While the government has been asking banks to lower rates, the central bank has yet to show signs of monetary easing. In its last policy review, in September, it had raised the repo rate — the key policy rate at which it lends short-term funds to banks — by 25 basis points; and, it might may go for another hike on October 29.
Indian Bank Chairman T M Bhasin said any further reduction in lending rates would depend on liquidity condition in the market and availability of funds with the banks.

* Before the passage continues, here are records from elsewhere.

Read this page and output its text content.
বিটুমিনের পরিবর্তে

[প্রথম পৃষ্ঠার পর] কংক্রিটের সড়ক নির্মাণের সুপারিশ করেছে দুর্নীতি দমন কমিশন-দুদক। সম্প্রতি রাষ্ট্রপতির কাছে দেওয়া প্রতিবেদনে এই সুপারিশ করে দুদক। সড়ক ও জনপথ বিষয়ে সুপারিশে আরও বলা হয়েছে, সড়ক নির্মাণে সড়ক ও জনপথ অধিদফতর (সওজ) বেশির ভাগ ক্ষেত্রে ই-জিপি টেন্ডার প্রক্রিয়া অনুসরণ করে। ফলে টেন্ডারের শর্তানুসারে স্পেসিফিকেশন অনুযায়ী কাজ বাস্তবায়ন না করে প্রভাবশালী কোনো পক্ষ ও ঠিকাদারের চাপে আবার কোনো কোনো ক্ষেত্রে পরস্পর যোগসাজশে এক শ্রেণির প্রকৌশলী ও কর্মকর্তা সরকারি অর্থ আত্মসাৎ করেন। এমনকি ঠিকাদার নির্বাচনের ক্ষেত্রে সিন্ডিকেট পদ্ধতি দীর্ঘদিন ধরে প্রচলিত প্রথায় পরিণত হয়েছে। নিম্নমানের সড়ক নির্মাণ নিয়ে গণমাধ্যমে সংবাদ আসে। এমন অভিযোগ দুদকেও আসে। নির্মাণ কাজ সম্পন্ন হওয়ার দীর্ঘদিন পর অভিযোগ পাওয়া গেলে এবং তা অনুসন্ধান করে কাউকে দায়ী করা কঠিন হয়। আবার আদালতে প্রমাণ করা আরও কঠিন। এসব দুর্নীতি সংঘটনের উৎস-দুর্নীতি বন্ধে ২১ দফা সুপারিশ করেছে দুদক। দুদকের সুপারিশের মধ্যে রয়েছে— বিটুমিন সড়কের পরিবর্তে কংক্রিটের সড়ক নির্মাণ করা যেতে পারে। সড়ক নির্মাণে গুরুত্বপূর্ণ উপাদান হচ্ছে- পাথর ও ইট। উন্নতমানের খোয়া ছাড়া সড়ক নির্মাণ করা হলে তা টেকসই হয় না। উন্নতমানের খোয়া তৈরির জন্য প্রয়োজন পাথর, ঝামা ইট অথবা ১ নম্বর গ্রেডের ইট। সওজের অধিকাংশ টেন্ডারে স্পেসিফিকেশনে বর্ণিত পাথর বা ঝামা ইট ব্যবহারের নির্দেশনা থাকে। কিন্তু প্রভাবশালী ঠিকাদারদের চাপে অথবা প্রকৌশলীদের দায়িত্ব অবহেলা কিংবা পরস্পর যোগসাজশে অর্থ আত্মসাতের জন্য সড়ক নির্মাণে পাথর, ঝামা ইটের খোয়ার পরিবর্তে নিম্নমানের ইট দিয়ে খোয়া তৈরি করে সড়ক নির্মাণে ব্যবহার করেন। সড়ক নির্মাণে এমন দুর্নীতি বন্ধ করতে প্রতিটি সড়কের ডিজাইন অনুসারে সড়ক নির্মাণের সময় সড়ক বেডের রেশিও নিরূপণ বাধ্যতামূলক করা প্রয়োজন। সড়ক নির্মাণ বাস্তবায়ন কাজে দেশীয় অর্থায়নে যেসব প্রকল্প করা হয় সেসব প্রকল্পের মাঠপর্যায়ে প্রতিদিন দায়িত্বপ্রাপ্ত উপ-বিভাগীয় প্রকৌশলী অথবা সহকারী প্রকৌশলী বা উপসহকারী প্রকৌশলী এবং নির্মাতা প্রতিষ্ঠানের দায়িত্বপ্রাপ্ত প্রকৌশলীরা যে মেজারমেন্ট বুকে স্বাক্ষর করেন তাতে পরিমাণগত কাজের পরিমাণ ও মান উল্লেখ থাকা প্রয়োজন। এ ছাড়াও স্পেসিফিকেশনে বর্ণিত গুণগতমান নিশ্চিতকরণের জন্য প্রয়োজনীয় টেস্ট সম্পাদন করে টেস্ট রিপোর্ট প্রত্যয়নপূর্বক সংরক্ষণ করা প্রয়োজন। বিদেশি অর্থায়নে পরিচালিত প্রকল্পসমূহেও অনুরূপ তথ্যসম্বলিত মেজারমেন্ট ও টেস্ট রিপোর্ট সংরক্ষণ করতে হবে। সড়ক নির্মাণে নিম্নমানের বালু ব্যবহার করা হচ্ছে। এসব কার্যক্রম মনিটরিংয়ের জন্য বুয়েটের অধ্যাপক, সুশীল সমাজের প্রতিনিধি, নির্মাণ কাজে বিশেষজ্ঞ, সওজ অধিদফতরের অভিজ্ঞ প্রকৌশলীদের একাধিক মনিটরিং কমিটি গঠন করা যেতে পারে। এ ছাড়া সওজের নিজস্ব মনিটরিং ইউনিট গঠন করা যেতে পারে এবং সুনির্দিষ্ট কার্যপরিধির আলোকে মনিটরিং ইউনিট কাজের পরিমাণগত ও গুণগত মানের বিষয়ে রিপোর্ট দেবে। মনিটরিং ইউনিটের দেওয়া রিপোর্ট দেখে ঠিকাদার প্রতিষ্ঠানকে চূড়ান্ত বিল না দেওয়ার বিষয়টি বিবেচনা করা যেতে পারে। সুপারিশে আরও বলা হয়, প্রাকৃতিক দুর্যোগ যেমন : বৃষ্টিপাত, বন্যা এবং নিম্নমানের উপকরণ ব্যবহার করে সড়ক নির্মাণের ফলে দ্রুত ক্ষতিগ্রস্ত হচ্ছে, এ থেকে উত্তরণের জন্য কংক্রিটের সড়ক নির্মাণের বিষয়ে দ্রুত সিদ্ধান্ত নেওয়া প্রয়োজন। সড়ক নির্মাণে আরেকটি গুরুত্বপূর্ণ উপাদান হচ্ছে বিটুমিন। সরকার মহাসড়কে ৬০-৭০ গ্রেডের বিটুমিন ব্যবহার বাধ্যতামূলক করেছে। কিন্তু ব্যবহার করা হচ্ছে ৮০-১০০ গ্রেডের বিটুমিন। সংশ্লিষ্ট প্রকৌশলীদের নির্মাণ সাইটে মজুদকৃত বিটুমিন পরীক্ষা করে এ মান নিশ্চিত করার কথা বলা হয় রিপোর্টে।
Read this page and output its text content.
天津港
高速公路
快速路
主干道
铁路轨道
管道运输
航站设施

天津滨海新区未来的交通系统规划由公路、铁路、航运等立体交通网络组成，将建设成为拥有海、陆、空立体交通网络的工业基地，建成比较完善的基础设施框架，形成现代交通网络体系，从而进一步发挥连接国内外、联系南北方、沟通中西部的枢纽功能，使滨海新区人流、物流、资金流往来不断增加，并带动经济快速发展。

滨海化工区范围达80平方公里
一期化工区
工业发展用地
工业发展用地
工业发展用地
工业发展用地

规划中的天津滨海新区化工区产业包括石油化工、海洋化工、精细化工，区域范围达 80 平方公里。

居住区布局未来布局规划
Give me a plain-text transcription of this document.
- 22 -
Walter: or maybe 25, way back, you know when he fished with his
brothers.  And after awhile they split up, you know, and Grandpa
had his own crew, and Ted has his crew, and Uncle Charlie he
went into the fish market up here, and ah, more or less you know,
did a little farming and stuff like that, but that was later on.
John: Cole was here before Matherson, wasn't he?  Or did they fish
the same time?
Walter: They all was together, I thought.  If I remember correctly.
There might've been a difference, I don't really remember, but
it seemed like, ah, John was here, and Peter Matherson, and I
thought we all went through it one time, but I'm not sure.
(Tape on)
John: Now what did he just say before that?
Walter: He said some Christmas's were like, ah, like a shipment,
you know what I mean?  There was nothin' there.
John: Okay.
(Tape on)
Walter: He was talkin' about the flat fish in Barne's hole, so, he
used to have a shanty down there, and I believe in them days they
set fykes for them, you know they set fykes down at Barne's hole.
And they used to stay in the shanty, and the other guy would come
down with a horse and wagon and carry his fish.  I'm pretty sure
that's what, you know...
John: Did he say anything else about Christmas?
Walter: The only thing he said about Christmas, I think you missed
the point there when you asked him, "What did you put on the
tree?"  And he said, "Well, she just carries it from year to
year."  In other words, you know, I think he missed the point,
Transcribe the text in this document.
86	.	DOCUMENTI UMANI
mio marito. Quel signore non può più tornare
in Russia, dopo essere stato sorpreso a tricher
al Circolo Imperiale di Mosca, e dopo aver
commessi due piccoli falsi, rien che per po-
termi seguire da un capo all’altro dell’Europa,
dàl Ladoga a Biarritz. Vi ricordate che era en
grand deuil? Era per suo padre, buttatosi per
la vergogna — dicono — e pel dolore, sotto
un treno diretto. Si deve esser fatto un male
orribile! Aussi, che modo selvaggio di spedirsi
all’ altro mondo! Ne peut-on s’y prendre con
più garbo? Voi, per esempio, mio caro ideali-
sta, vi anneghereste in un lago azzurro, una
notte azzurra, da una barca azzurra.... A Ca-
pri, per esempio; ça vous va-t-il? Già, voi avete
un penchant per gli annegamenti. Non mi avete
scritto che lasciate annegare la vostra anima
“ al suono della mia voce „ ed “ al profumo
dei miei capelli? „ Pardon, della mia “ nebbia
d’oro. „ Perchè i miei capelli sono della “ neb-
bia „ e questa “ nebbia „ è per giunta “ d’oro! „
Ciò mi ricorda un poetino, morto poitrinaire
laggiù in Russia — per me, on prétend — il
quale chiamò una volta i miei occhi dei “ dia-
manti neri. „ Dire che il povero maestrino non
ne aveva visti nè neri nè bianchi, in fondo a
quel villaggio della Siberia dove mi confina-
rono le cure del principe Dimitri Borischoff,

Cheaper loans for consumer goods would help give a push to industrial output and GDP growth. Industrial growth declined to 0.6 per cent in August, from 2.7 per cent the previous month. The rate of economic growth had declined to a one-decade low of five per cent in 2012-13. Besides, the growth crawled to a four-year low of 4.4 per cent in the first quarter of this financial year, prompting independent analysts to peg growth at less than five per cent this year. The government had earmarked Rs 14,000 crore for capital infusion in banks. Now, it is willing to give more, so that banks can lend to these sectors. But even before the funds reached them, banks had started slashing rates.
State Bank of India, Punjab National Bank, Bank of Baroda, Bank of India, Syndicate Bank, Andhra Bank, Oriental Bank of Commerce, Indian Overseas Bank, Vijaya Bank and Corporation Bank are some of the lenders that have cut rates on vehicle and consumer-durable loans. The reduction in some cases was as high as five percentage points.